- Film poster
- French: Chasse au Godard d'Abbittibbi
- Directed by: Éric Morin
- Written by: Éric Morin
- Produced by: David Pierrat
- Starring: Martin Dubreuil Sophie Desmarais Alexandre Castonguay
- Cinematography: Louis-Philippe Blain
- Edited by: Jonathan Tremblay
- Production company: Parce Que Films
- Release date: September 30, 2013 (Hamburg);
- Running time: 111 minutes
- Country: Canada
- Language: French

= Hunting the Northern Godard =

Hunting the Northern Godard (Chasse au Godard d'Abbittibbi) is a Canadian drama film, directed by Éric Morin and released in 2013. Inspired by influential film director Jean-Luc Godard's visit to the Abitibi-Témiscamingue region of Quebec in 1968, the film centres on the developing relationship between Paul (Martin Dubreuil), a musician from Montreal who accompanied Godard on the trip, and Marie (Sophie Desmarais), a young woman from Rouyn-Noranda who becomes drawn into a love triangle between Paul and her boyfriend Michel (Alexandre Castonguay).

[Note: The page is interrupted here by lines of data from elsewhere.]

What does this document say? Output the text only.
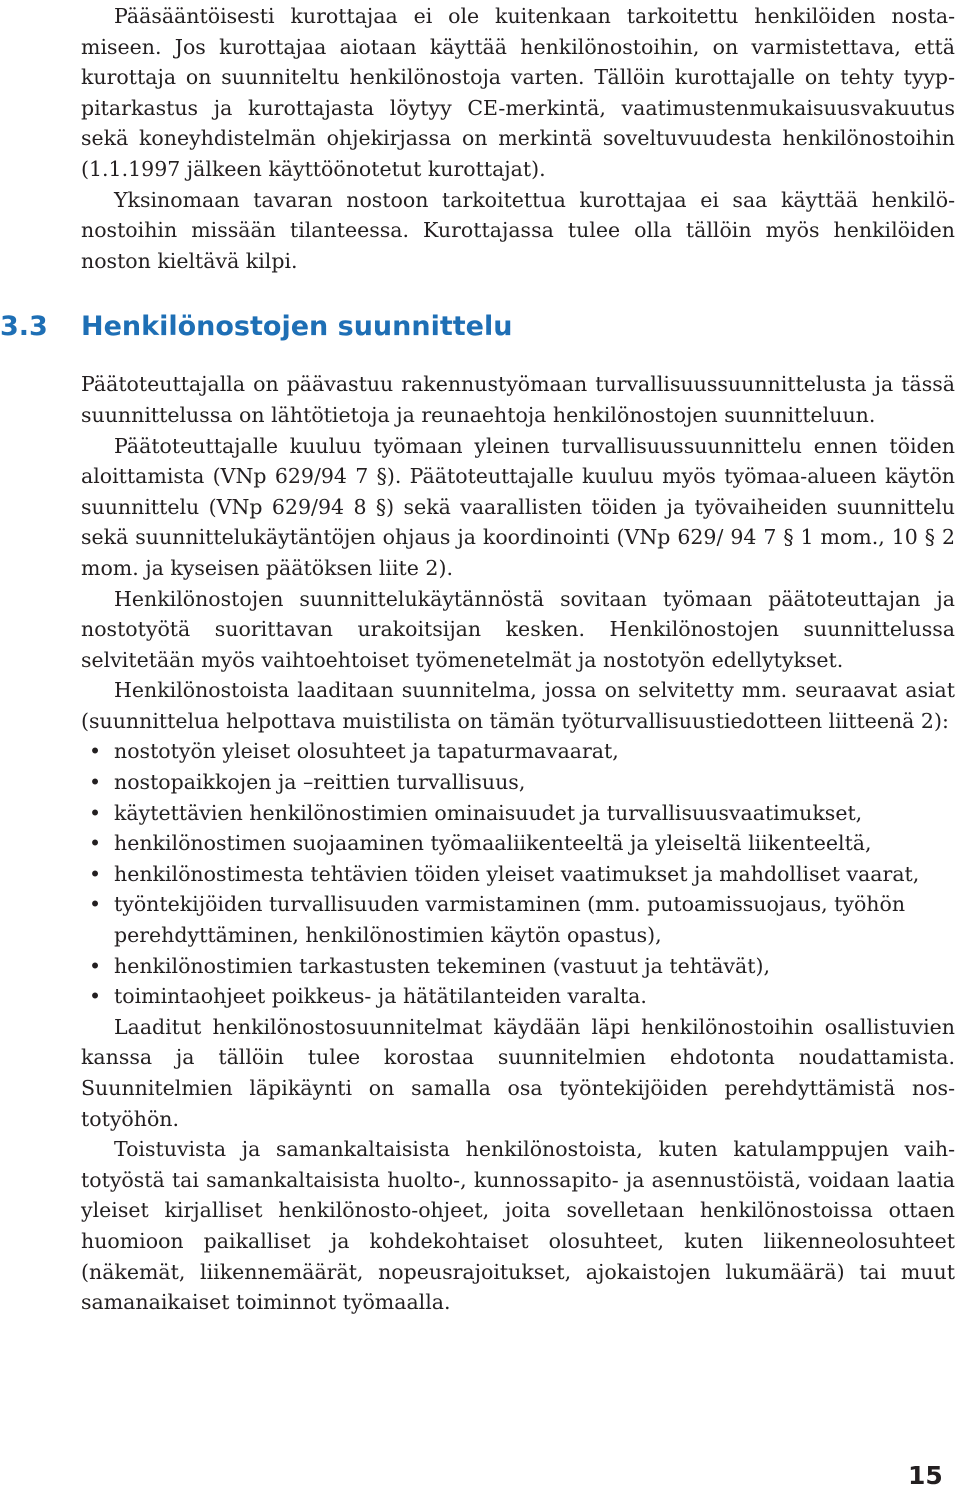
Pääsääntöisesti kurottajaa ei ole kuitenkaan tarkoitettu henkilöiden nostamiseen. Jos kurottajaa aiotaan käyttää henkilönostoihin, on varmistettava, että kurottaja on suunniteltu henkilönostoja varten. Tällöin kurottajalle on tehty tyyppitarkastus ja kurottajasta löytyy CE-merkintä, vaatimustenmukaisuusvakuutus sekä koneyhdistelmän ohjekirjassa on merkintä soveltuvuudesta henkilönostoihin (1.1.1997 jälkeen käyttöönotetut kurottajat).

Yksinomaan tavaran nostoon tarkoitettua kurottajaa ei saa käyttää henkilönostoihin missään tilanteessa. Kurottajassa tulee olla tällöin myös henkilöiden noston kieltävä kilpi.

3.3 Henkilönostojen suunnittelu

Päätoteuttajalla on päävastuu rakennustyömaan turvallisuussuunnittelusta ja tässä suunnittelussa on lähtötietoja ja reunaehtoja henkilönostojen suunnitteluun.

Päätoteuttajalle kuuluu työmaan yleinen turvallisuussuunnittelu ennen töiden aloittamista (VNp 629/94 7 §). Päätoteuttajalle kuuluu myös työmaa-alueen käytön suunnittelu (VNp 629/94 8 §) sekä vaarallisten töiden ja työvaiheiden suunnittelu sekä suunnittelukäytäntöjen ohjaus ja koordinointi (VNp 629/ 94 7 § 1 mom., 10 § 2 mom. ja kyseisen päätöksen liite 2).

Henkilönostojen suunnittelukäytännöstä sovitaan työmaan päätoteuttajan ja nostotyötä suorittavan urakoitsijan kesken. Henkilönostojen suunnittelussa selvitetään myös vaihtoehtoiset työmenetelmät ja nostotyön edellytykset.

Henkilönostoista laaditaan suunnitelma, jossa on selvitetty mm. seuraavat asiat (suunnittelua helpottava muistilista on tämän työturvallisuustiedotteen liitteenä 2):

• nostotyön yleiset olosuhteet ja tapaturmavaarat,
• nostopaikkojen ja –reittien turvallisuus,
• käytettävien henkilönostimien ominaisuudet ja turvallisuusvaatimukset,
• henkilönostimen suojaaminen työmaaliikenteeltä ja yleiseltä liikenteeltä,
• henkilönostimesta tehtävien töiden yleiset vaatimukset ja mahdolliset vaarat,
• työntekijöiden turvallisuuden varmistaminen (mm. putoamissuojaus, työhön perehdyttäminen, henkilönostimien käytön opastus),
• henkilönostimien tarkastusten tekeminen (vastuut ja tehtävät),
• toimintaohjeet poikkeus- ja hätätilanteiden varalta.

Laaditut henkilönostosuunnitelmat käydään läpi henkilönostoihin osallistuvien kanssa ja tällöin tulee korostaa suunnitelmien ehdotonta noudattamista. Suunnitelmien läpikäynti on samalla osa työntekijöiden perehdyttämistä nostotyöhön.

Toistuvista ja samankaltaisista henkilönostoista, kuten katulamppujen vaihtotyöstä tai samankaltaisista huolto-, kunnossapito- ja asennustöistä, voidaan laatia yleiset kirjalliset henkilönosto-ohjeet, joita sovelletaan henkilönostoissa ottaen huomioon paikalliset ja kohdekohtaiset olosuhteet, kuten liikenneolosuhteet (näkemät, liikennemäärät, nopeusrajoitukset, ajokaistojen lukumäärä) tai muut samanaikaiset toiminnot työmaalla.

15
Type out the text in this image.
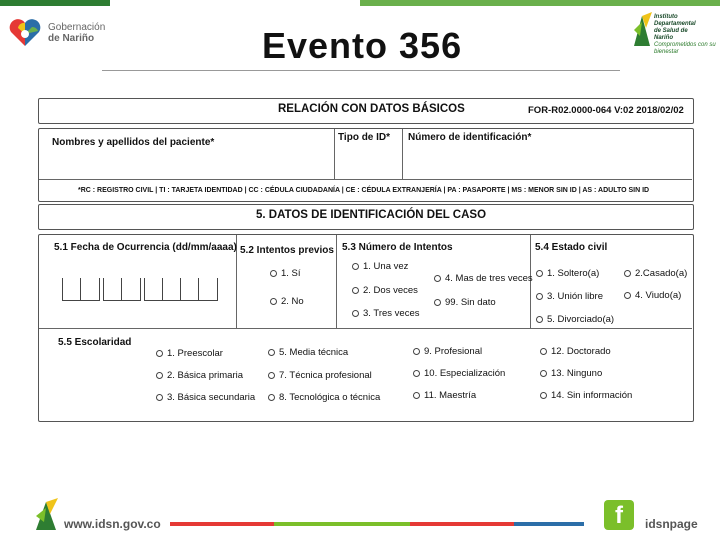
Gobernación
de Nariño	Evento 356
Instituto
Departamental
de Salud de
Nariño

Comprometidos con su bienestar
RELACIÓN CON DATOS BÁSICOS	FOR-R02.0000-064 V:02 2018/02/02
Nombres y apellidos del paciente*	Tipo de ID* Número de identificación*
*RC : REGISTRO CIVIL | TI : TARJETA IDENTIDAD | CC : CÉDULA CIUDADANÍA | CE : CÉDULA EXTRANJERÍA | PA : PASAPORTE | MS : MENOR SIN ID | AS : ADULTO SIN ID
5. DATOS DE IDENTIFICACIÓN DEL CASO
5.1 Fecha de Ocurrencia (dd/mm/aaaa) 5.2 Intentos previos
1. Sí
2. No
5.3 Número de Intentos
1. Una vez
2. Dos veces
3. Tres veces
4. Mas de tres veces
99. Sin dato
5.4 Estado civil
1. Soltero(a)	2.Casado(a)
3. Unión libre	4. Viudo(a)
5. Divorciado(a)
5.5 Escolaridad
1. Preescolar
2. Básica primaria
3. Básica secundaria
5. Media técnica
7. Técnica profesional
8. Tecnológica o técnica
9. Profesional
10. Especialización
11. Maestría
12. Doctorado
13. Ninguno
14. Sin información
www.idsn.gov.co	f	idsnpage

The character of Paul was based on Pierre Harel of Offenbach.

Dubreuil's real-life garage rock band Les Breastfeeders appear in the film as Paul's band Les Tragédiens. Godard himself is a minor character in the film, portrayed by musician Jean-Philippe Goncalves, and the film includes narration by playwright René-Daniel Dubois.

The film received five Jutra Award nominations at the 16th Jutra Awards in 2014, for Best Art Direction (Marie-Hélène Lavoie), Best Costume Design (Caroline Bodson), Best Makeup (Maïna Militza), Best Hairstyling (Militza) and Best Sound (Yann Cleary and Martin Rouillard).